We are the Warriors, in case you forgot
Yet again, Golden State hands out a dominant beat down with 132-105 win over Clippers
As Daniel Hardee said in our recap last night, “the Warriors didn’t just flip the playoff switch. They ripped it out of the wall and smashed the Clippers with it.”
With basketball coverage continuing to cross into the soap opera territory of professional wrestling, the narratives picked up by fans and media can overwhelm the actual game. As the Warriors rolled out a potent offensive attack, the storyline somehow coming in was about Durant’s lack of shot attempts.
As Kevin Durant said about the game two snafu, “[o]ur focus has been on point since late March, with the exception of like six minutes last game.” Last night was the cold splash of water on the weary faces of a league that’s spent years watching the Warriors be really, really good.
Ok, Durant’s “six minutes” estimate may be a bit short - after all, this is a team that lost to the Dallas Mavericks by 35 points on March 23rd - but the point is a valid reminder of what people are choosing to see in Golden State, as compared to how the historical inertia should define this team.
Do you see a team that coughed up the largest comeback to the Los Angeles Clippers by giving up 85 points in the second half of game two? Or do you see a well-balanced team of veteran all stars, led by two of the best players in the league? We may have been wrong with our sweep predictions, but as elucidated by last night’s 27 points victory, the Warriors are just a higher tier of basketball team.

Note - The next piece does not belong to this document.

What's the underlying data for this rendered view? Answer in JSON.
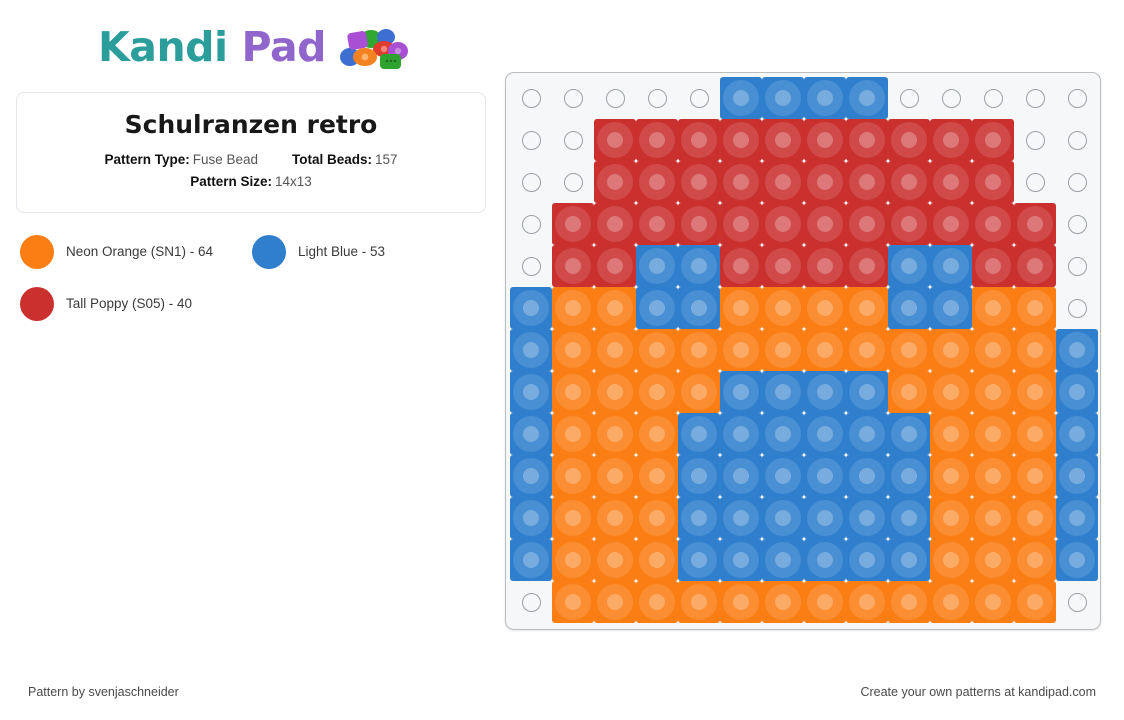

“I’m Kevin Durant,” and the players that make the team work
While this team prides itself on their egalitarian game planning, everything starts with our top talent. The fact that Kevin Durant, Stephen Curry, Klay Thompson, Andre Iguodala, and Draymond Green are on this team is really the strongest corollary factor for why the Warriors are so elite.
Durant (27.3 points per game) and Curry (29.3) are driving most of the scoring against the Clippers in this series so far. Not remarkable, given who these guys are. But take a moment to appreciate how Kerr has maximized the teams scoring efficiency. The Warriors lead the playoffs with scoring efficiency (both eFG and TS%), while posting an assist percentage of over 71% (again, tops in the playoffs). This has long been Kerr’s mantra and Durant and Curry are the best at toeing the line between unselfishness and inflicting their own brand of lethal scoring.

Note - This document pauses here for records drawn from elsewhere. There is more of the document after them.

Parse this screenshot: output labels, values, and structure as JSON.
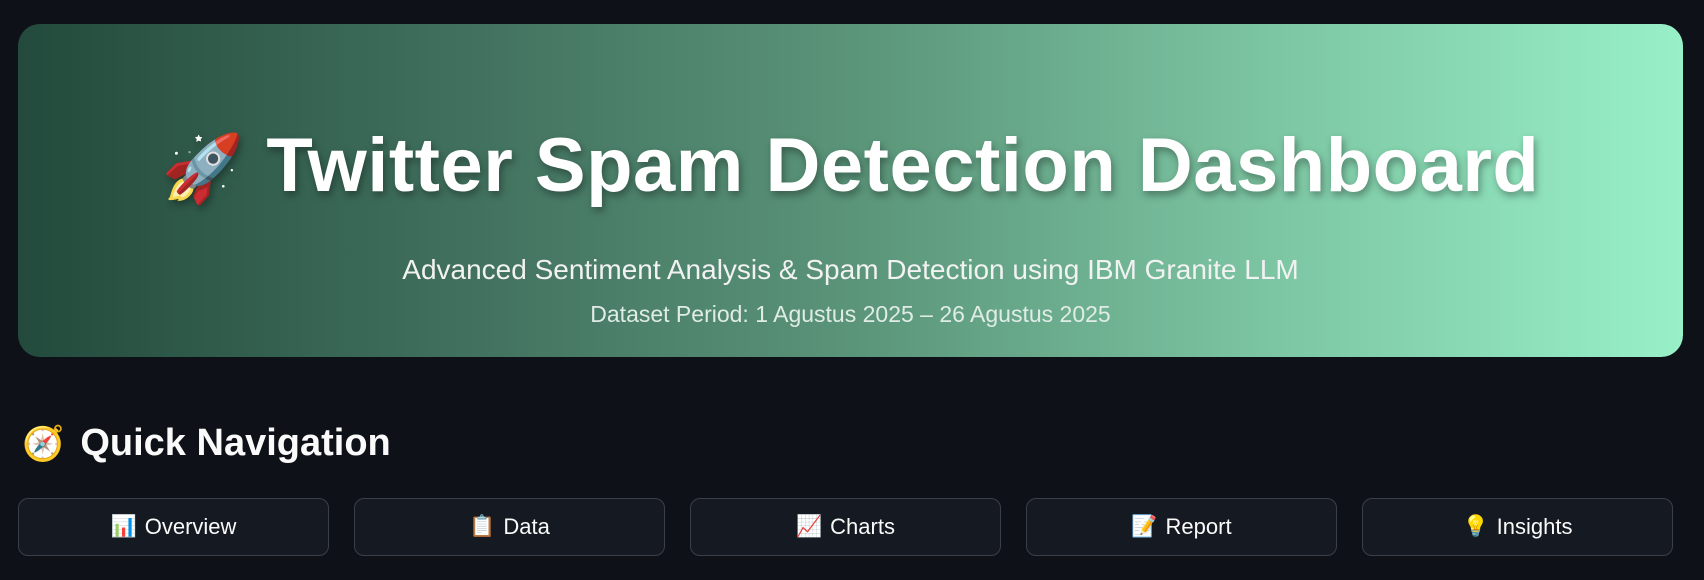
{
  "header": {
    "icon": "rocket-icon",
    "icon_glyph": "🚀",
    "title": "Twitter Spam Detection Dashboard",
    "subtitle": "Advanced Sentiment Analysis & Spam Detection using IBM Granite LLM",
    "period": "Dataset Period: 1 Agustus 2025 – 26 Agustus 2025"
  },
  "navigation": {
    "icon": "compass-icon",
    "icon_glyph": "🧭",
    "heading": "Quick Navigation",
    "buttons": [
      {
        "label": "Overview",
        "icon": "bar-chart-icon",
        "glyph": "📊"
      },
      {
        "label": "Data",
        "icon": "clipboard-icon",
        "glyph": "📋"
      },
      {
        "label": "Charts",
        "icon": "line-chart-icon",
        "glyph": "📈"
      },
      {
        "label": "Report",
        "icon": "memo-icon",
        "glyph": "📝"
      },
      {
        "label": "Insights",
        "icon": "lightbulb-icon",
        "glyph": "💡"
      }
    ]
  }
}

When it all comes together, it sets up an irrepressible attack of the basket from all over the court.
no love for the rim last night pic.twitter.com/cBm5yZrJT0
— Golden State Warriors (@warriors) April 19, 2019
No, Patrick Beverley isn’t in Durant’s head. Just like the overhyped Fat Jimmy defense of Matthew Dellavedova, the broader narrative seems to have lost track of just how bad these Clippers are getting trounced by the Warriors offense. Here’s Zach Harper comparing the series offense to the Warriors regular season (where they averaged around 115 points per 100 possessions):
In Game 3, Beverley defended Durant on 21 possessions, according to Second Spectrum. Durant went 6-of-7 from the field for 13 points, and the Warriors scored 28 points (133.3 points per 100 possessions). That’s a grand total of 132 points on 105 possessions (125.7 offensive rating) with KD scoring 36 points on 14-of-19 shooting (73.6 percent).

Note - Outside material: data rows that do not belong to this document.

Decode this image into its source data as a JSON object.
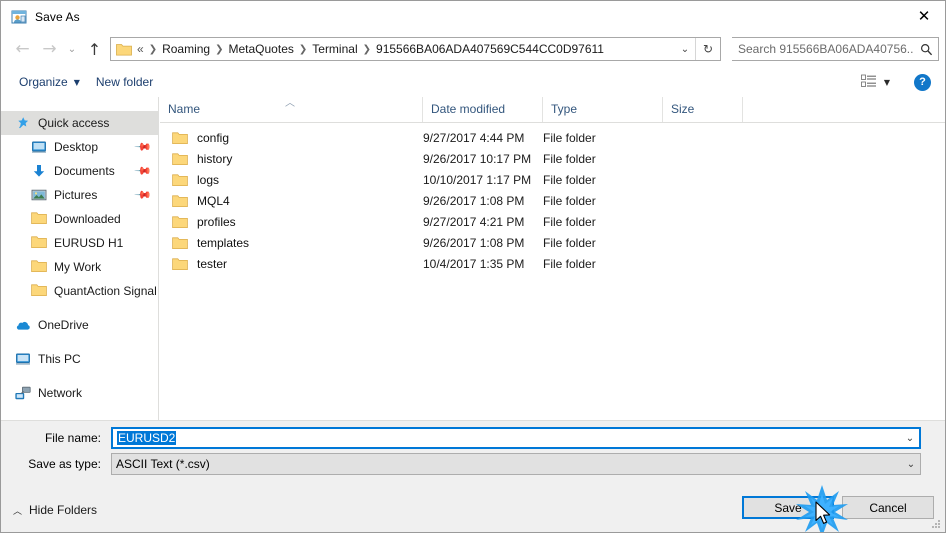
{
  "window": {
    "title": "Save As",
    "title_icon": "save-as-window-icon",
    "close_label": "✕"
  },
  "nav": {
    "back_icon": "arrow-left-icon",
    "forward_icon": "arrow-right-icon",
    "recent_icon": "chevron-down-icon",
    "up_icon": "arrow-up-icon",
    "address": {
      "folder_icon": "folder-icon",
      "crumbs": [
        "«",
        "Roaming",
        "MetaQuotes",
        "Terminal",
        "915566BA06ADA407569C544CC0D97611"
      ],
      "separator": "❯",
      "dropdown_icon": "chevron-down-icon",
      "refresh_icon": "refresh-icon"
    },
    "search": {
      "placeholder": "Search 915566BA06ADA40756...",
      "icon": "search-icon"
    }
  },
  "commandbar": {
    "organize": "Organize",
    "organize_caret": "▼",
    "new_folder": "New folder",
    "view_icon": "view-details-icon",
    "view_caret": "▼",
    "help_label": "?"
  },
  "sidebar": {
    "items": [
      {
        "label": "Quick access",
        "icon": "star-pin-icon",
        "level": "root",
        "selected": true,
        "pinned": false
      },
      {
        "label": "Desktop",
        "icon": "desktop-icon",
        "level": "child",
        "selected": false,
        "pinned": true
      },
      {
        "label": "Documents",
        "icon": "documents-icon",
        "level": "child",
        "selected": false,
        "pinned": true
      },
      {
        "label": "Pictures",
        "icon": "pictures-icon",
        "level": "child",
        "selected": false,
        "pinned": true
      },
      {
        "label": "Downloaded",
        "icon": "folder-icon",
        "level": "child",
        "selected": false,
        "pinned": false
      },
      {
        "label": "EURUSD H1",
        "icon": "folder-icon",
        "level": "child",
        "selected": false,
        "pinned": false
      },
      {
        "label": "My Work",
        "icon": "folder-icon",
        "level": "child",
        "selected": false,
        "pinned": false
      },
      {
        "label": "QuantAction Signal",
        "icon": "folder-icon",
        "level": "child",
        "selected": false,
        "pinned": false
      },
      {
        "label": "OneDrive",
        "icon": "onedrive-icon",
        "level": "root",
        "selected": false,
        "pinned": false,
        "gap_before": true
      },
      {
        "label": "This PC",
        "icon": "this-pc-icon",
        "level": "root",
        "selected": false,
        "pinned": false,
        "gap_before": true
      },
      {
        "label": "Network",
        "icon": "network-icon",
        "level": "root",
        "selected": false,
        "pinned": false,
        "gap_before": true
      }
    ]
  },
  "filelist": {
    "columns": [
      "Name",
      "Date modified",
      "Type",
      "Size"
    ],
    "sort_column": "Name",
    "sort_caret": "︿",
    "rows": [
      {
        "name": "config",
        "date": "9/27/2017 4:44 PM",
        "type": "File folder",
        "size": "",
        "icon": "folder-icon"
      },
      {
        "name": "history",
        "date": "9/26/2017 10:17 PM",
        "type": "File folder",
        "size": "",
        "icon": "folder-icon"
      },
      {
        "name": "logs",
        "date": "10/10/2017 1:17 PM",
        "type": "File folder",
        "size": "",
        "icon": "folder-icon"
      },
      {
        "name": "MQL4",
        "date": "9/26/2017 1:08 PM",
        "type": "File folder",
        "size": "",
        "icon": "folder-icon"
      },
      {
        "name": "profiles",
        "date": "9/27/2017 4:21 PM",
        "type": "File folder",
        "size": "",
        "icon": "folder-icon"
      },
      {
        "name": "templates",
        "date": "9/26/2017 1:08 PM",
        "type": "File folder",
        "size": "",
        "icon": "folder-icon"
      },
      {
        "name": "tester",
        "date": "10/4/2017 1:35 PM",
        "type": "File folder",
        "size": "",
        "icon": "folder-icon"
      }
    ]
  },
  "form": {
    "filename_label": "File name:",
    "filename_value": "EURUSD2",
    "filename_selected": true,
    "filetype_label": "Save as type:",
    "filetype_value": "ASCII Text (*.csv)",
    "dropdown_icon": "chevron-down-icon"
  },
  "footer": {
    "hide_folders": "Hide Folders",
    "hide_folders_caret": "︿",
    "save": "Save",
    "cancel": "Cancel"
  },
  "colors": {
    "accent": "#0078d7",
    "folder": "#fcd77a",
    "link_text": "#1c3e6e",
    "header_text": "#33567d",
    "help_blue": "#1177c9",
    "footer_bg": "#f0f0f0"
  }
}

All the pieces around the edges are coming together
Stephen Curry’s rebounding, and Draymond Green’s assists are two “secondary” aspects of players that can be easily overshadowed by their more dominant skill sets. Green leads the team with an average of 8.7 assists per game, and he had 10 last night. Curry’s seven rebounds per game is second only to Andrew Bogut. In his first game back as a starter for the Warriors in the playoffs since 2016 the Aussie was phenomenal last night with 14 rebounds, eight points, and five assists in 25 superb minutes.
And speaking of the Center rotation, Kevon Looney chipped in 10 points on just seven shot attempts, and played an impactful 17 minutes of utilitarian defense.
Saw this play last night and immediately saved it. Without KD on the floor, the Warriors were able to execute that famous action for Curry on the strong-side wing.
— Shane Young (@YoungNBA) April 19, 2019
But, with a wrinkle. Curry’s impact just by moving a few feet: pic.twitter.com/ebwDj3xlsf
Lou Williams and Montrezl Harrell, two players that torched the Warriors in the game two loss were well contained - just 16 and 15 points on the night, respectively. Some of that was adjustments from Warriors players and coaching staff, but this is exactly the sort of defensive switch that many of the faithful have been waiting to see.
Two more wins and Golden State can broach the next stage of their journey towards a threepeat. Everything else is just noise.